Sunday, November 18, 2012

The There, There


Yogi Berra was prescient when he said, you can’t get there from here. Take away our GPS and we, as a nation, are lost. There really is a there, there though 90% of American students couldn’t locate Afghanistan on a map and a majority couldn’t even find New York.

Somehow, the No Child Left Behind Law, left behind certain basic subjects such as History, Geography and Civics. The three have become compressed into a single elective.

As a result we have college students who can’t name the three branches of our government, think that Aristotle was contemporaneous with Lincoln and barely knew that North Dakota is north of South Dakota.

Some of our prominent inspirational leaders illustrate the point. It was said that George W. Bush had trouble finding Europe on the map. When Ronald Reagan landed in Bolivia on a state visit he got off the plane and stated it was good to be in Bulgaria. Sarah Plain famously saw Russia from her porch. 

It may be a function of empire but British schoolchildren know, or at least knew, their world map and where the sun never set. Americans seem not to have received this collateral benefit even with military bases dotting the planet.

There is nothing like a war to cultivate a sense of  place names. Suddenly I learned about Sarajevo, Mogadishu and Waziristan. For children in the 40’s, islands in the South Pacific such as, Okinawa, Corregidor, Tarawa and Iwo Jima entered our vocabulary overnight.

Insularity ill-suits us in a global community. Maybe it is part of the push-back against change.

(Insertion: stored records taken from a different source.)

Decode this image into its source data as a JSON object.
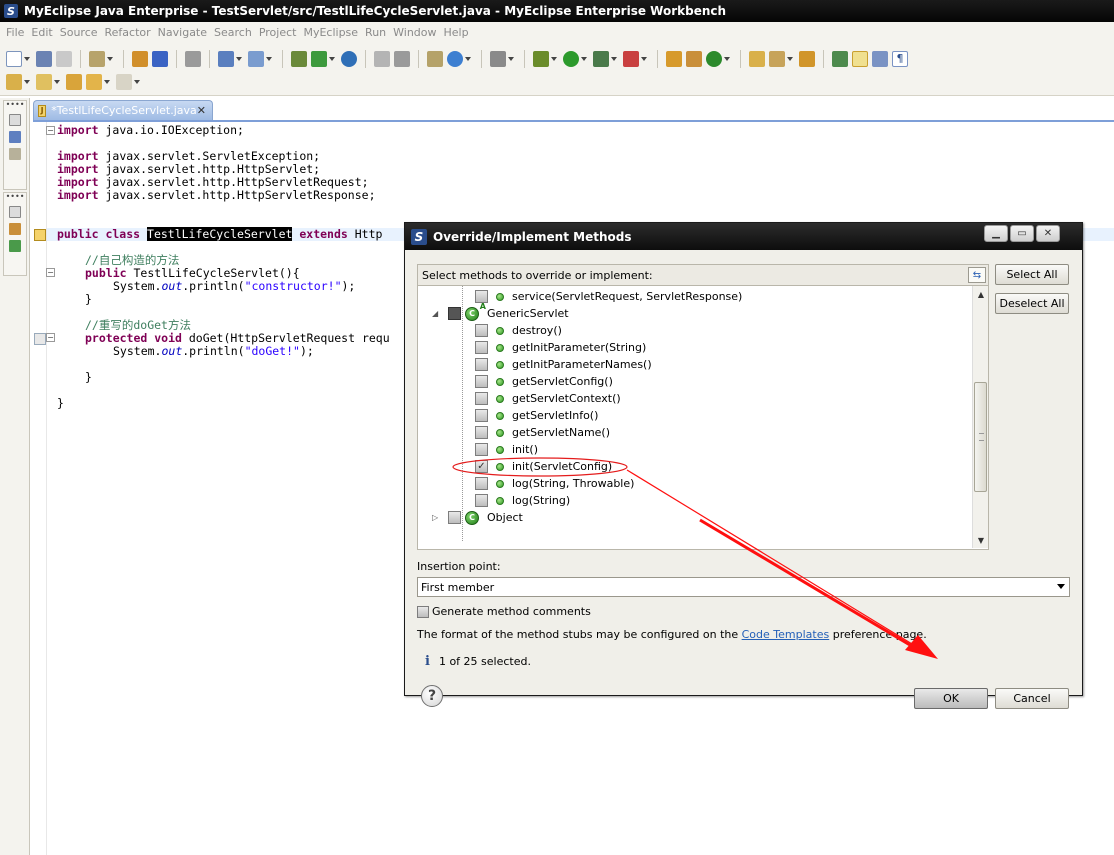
{
  "window": {
    "title": "MyEclipse Java Enterprise - TestServlet/src/TestlLifeCycleServlet.java - MyEclipse Enterprise Workbench"
  },
  "menu": [
    "File",
    "Edit",
    "Source",
    "Refactor",
    "Navigate",
    "Search",
    "Project",
    "MyEclipse",
    "Run",
    "Window",
    "Help"
  ],
  "editor": {
    "tab_label": "*TestlLifeCycleServlet.java",
    "code": {
      "l1_kw": "import",
      "l1_rest": " java.io.IOException;",
      "l3_kw": "import",
      "l3_rest": " javax.servlet.ServletException;",
      "l4_kw": "import",
      "l4_rest": " javax.servlet.http.HttpServlet;",
      "l5_kw": "import",
      "l5_rest": " javax.servlet.http.HttpServletRequest;",
      "l6_kw": "import",
      "l6_rest": " javax.servlet.http.HttpServletResponse;",
      "l8_kw1": "public class ",
      "l8_cls": "TestlLifeCycleServlet",
      "l8_kw2": " extends",
      "l8_rest": " Http",
      "l10_cm": "//自己构造的方法",
      "l11_kw": "public",
      "l11_rest": " TestlLifeCycleServlet(){",
      "l12_a": "System.",
      "l12_it": "out",
      "l12_b": ".println(",
      "l12_str": "\"constructor!\"",
      "l12_c": ");",
      "l13": "}",
      "l15_cm": "//重写的doGet方法",
      "l16_kw": "protected void",
      "l16_rest": " doGet(HttpServletRequest requ",
      "l17_a": "System.",
      "l17_it": "out",
      "l17_b": ".println(",
      "l17_str": "\"doGet!\"",
      "l17_c": ");",
      "l19": "}",
      "l21": "}"
    }
  },
  "dialog": {
    "title": "Override/Implement Methods",
    "select_label": "Select methods to override or implement:",
    "select_all": "Select All",
    "deselect_all": "Deselect All",
    "tree": [
      {
        "label": "service(ServletRequest, ServletResponse)",
        "checked": false
      },
      {
        "label": "GenericServlet",
        "type": "class"
      },
      {
        "label": "destroy()",
        "checked": false
      },
      {
        "label": "getInitParameter(String)",
        "checked": false
      },
      {
        "label": "getInitParameterNames()",
        "checked": false
      },
      {
        "label": "getServletConfig()",
        "checked": false
      },
      {
        "label": "getServletContext()",
        "checked": false
      },
      {
        "label": "getServletInfo()",
        "checked": false
      },
      {
        "label": "getServletName()",
        "checked": false
      },
      {
        "label": "init()",
        "checked": false
      },
      {
        "label": "init(ServletConfig)",
        "checked": true
      },
      {
        "label": "log(String, Throwable)",
        "checked": false
      },
      {
        "label": "log(String)",
        "checked": false
      },
      {
        "label": "Object",
        "type": "class"
      }
    ],
    "insertion_label": "Insertion point:",
    "insertion_value": "First member",
    "generate_comments": "Generate method comments",
    "format_prefix": "The format of the method stubs may be configured on the ",
    "format_link": "Code Templates",
    "format_suffix": " preference page.",
    "status": "1 of 25 selected.",
    "ok": "OK",
    "cancel": "Cancel"
  },
  "colors": {
    "accent": "#ff0000",
    "keyword": "#7f0055",
    "comment": "#3f7f5f",
    "string": "#2a00ff"
  }
}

It certainly behooves us to take a look at a map every now and then. Florida is still the phallic sticking out of our un-zipped fly but Puerto Rico might, one day, become our 51st state and what about the District of Columbia?

Cartography was a growth industry a few hundred years ago. Now it is once again a dynamic one with climate change causing map-makers to work through the night. The world map is in a slow tango with the rise of oceans and dips of land mass. Borders are being erased. Deserts are eating away at arable land. Forests are yielding to chain saws. Ice-melts are gulping islands, reclaiming ocean-view properties and opening up a northern shipping passage.

Cartography has also become an art form. There is great fun to be had at a website called strangemaps.com. or better yet enter in Google “weird maps to rival apple” and enjoy.